__Getting started with Big Data__
This article is for those who want to know basics of Big Data like what is big data, what is the need of it in the current IT industry and its challenges and how companies overcome these challenges.
So lets start with very simple question. What is big data?
In a way, big data is exactly what it sounds like - a lot of data. Since the advent of the Internet, we've been producing data in staggering amounts. It's been estimated that in all the time leading up to the year 2003, only 5 exabytes of data were generated -- that's equal to 5 billion gigabytes. But from 2003 to 2012, the amount reached around 2.7 zettabytes (or 2,700 exabytes, or 2.7 trillion gigabytes) [sources: Intel]. According to Berkeley researchers, we are now producing roughly 5 quintillion bytes (or around 4.3 exabytes) of data every two days.
We all are aware of Facebook, it processes about 2.5 billion pieces of content and 500+ terabytes of data each day. It’s pulling in 2.7 billion Like actions and 300 million photos per day, and it scans roughly 105 terabytes of data each half hour.
But lot of data does not mean that is has to be in millions of gigabytes or zettabytes. Any amount of data that can not be managed and processed by the traditional means of data management comes under the category of Big Data. If some organization does not have measures to manage some gigabytes of data, lets say 10 or 20gbs, by existing traditional means of data management like relational databases etc, then that amount of data also comes under big data for that organization. But generally, Big Data term is used to refer to large volume of data having enormous varieties.
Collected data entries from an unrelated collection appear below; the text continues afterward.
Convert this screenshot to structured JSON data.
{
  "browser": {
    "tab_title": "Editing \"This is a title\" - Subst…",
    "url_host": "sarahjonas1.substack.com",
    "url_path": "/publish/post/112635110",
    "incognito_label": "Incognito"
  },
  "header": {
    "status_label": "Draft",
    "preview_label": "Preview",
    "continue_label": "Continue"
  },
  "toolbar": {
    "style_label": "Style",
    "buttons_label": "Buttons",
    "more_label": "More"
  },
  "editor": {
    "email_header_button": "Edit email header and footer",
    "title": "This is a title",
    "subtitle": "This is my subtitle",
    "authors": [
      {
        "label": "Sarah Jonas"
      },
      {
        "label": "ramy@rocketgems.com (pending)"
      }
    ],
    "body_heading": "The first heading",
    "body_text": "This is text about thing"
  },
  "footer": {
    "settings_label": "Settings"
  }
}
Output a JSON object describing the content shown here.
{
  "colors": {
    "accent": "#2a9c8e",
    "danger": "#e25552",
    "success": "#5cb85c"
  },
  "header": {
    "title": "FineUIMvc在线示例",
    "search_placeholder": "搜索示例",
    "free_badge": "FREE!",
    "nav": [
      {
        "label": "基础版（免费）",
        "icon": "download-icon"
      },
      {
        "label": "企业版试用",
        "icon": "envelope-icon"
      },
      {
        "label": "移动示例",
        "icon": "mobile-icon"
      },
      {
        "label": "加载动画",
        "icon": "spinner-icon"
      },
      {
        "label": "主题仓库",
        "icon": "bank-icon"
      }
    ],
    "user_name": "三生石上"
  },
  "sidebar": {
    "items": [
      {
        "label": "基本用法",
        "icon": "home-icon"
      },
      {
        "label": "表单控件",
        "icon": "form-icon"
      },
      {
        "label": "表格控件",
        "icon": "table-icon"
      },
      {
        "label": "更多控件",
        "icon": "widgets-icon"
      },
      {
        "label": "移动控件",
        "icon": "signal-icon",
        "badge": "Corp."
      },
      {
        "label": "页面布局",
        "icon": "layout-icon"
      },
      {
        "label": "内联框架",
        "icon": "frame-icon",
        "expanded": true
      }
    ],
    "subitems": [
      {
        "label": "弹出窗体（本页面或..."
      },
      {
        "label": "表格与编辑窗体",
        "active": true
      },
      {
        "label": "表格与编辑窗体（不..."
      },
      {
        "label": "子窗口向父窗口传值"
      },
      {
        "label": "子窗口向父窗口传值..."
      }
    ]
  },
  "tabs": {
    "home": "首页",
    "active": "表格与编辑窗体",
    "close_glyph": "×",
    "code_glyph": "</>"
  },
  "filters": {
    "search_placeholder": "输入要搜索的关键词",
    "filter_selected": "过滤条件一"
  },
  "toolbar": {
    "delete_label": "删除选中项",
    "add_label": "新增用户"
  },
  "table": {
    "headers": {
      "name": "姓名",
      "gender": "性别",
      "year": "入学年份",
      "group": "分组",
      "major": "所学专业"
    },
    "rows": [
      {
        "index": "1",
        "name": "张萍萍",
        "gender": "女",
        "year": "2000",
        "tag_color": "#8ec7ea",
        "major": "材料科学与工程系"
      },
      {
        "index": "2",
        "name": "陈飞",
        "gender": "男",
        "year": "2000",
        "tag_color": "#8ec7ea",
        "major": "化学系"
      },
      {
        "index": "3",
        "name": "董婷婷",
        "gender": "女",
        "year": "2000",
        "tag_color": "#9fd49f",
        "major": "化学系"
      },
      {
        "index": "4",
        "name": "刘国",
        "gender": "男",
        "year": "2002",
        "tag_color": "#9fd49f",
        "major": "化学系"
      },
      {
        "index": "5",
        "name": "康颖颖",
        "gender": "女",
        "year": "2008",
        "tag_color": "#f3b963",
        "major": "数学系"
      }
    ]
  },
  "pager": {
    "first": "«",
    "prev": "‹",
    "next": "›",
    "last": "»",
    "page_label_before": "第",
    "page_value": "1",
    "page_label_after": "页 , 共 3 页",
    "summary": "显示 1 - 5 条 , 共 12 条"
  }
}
Now we come to the need of big Data.
In a very general terms if I say then management and processing of data is done to draw some actionable insights from the data and grow the business. Lets talk about some use cases:
A real example of a company that uses big data analytics to drive customer retention is Coca-Cola. In the year 2015, Coca-Cola managed to strengthen its data strategy by building a digital-led loyalty program. Coca-Cola director of data strategy was interviewed by ADMA managing editor. The interview made it clear that big data analytics is strongly behind customer retention at Coca-Cola. To read the whole interview refer the link: https://www.adma.com.au/resources/how-coca-cola-uses-data-to-supercharge-its-superbrand-status
Other is Netflix which is also a good example of a big brand that uses big data analytics for targeted advertising. With over 100 million subscribers, the company collects huge data, which is the key to achieving the industry status Netflix boosts. If you are a subscriber, you are familiar to how they send you suggestions of the next movie you should watch. Basically, this is done using your past search and watch data. This data is used to give them insights on what interests the subscriber most.
Big data analytics can help change all business operations. This includes the ability to match customer expectation, changing company’s product line and of course ensuring that the marketing campaigns are powerful. Big data analytics also helps in risk management and there are many scenarios where companies are largely benefited from the use of Big Data.
Challenges thrown by Big Data.
Lets talk about the three Vs of big data, i.e., Volume, Velocity and Variety. These three Vs are not the only challenges but covers most of the say when it comes to challenges of bog data.
- Volume: Big data is any set of data that is so large that the organization that owns it faces challenges related to storing or processing it. In reality, trends like ecommerce, mobility, social media and the Internet of Things (IoT) are generating so much information, that nearly every organization probably meets this criterion.
- Velocity: If the organizations is generating new data at a rapid pace and needs to respond in real time, you have the velocity associated with big data. Most organizations that are involved in ecommerce, social media or IoT satisfy this criterion for big data.
- Variety: If the data resides in many different formats, it has the variety associated with big data. For example, big data stores typically include email messages, word processing documents, images, video and presentations, as well as data that resides in structured relational databases.
Now overcoming these challenges is a big discussion in itself. So we are going to talk about this later. For now I want to tell you about a very interesting framework which is used by almost all of the big IT firms like facebook and that is Hadoop. Hadoop is a distributed data storage and management framework. If you want then you can search about it own your own or I will talk about this also later.
Thanks for reading my article on Introduction to Big Data.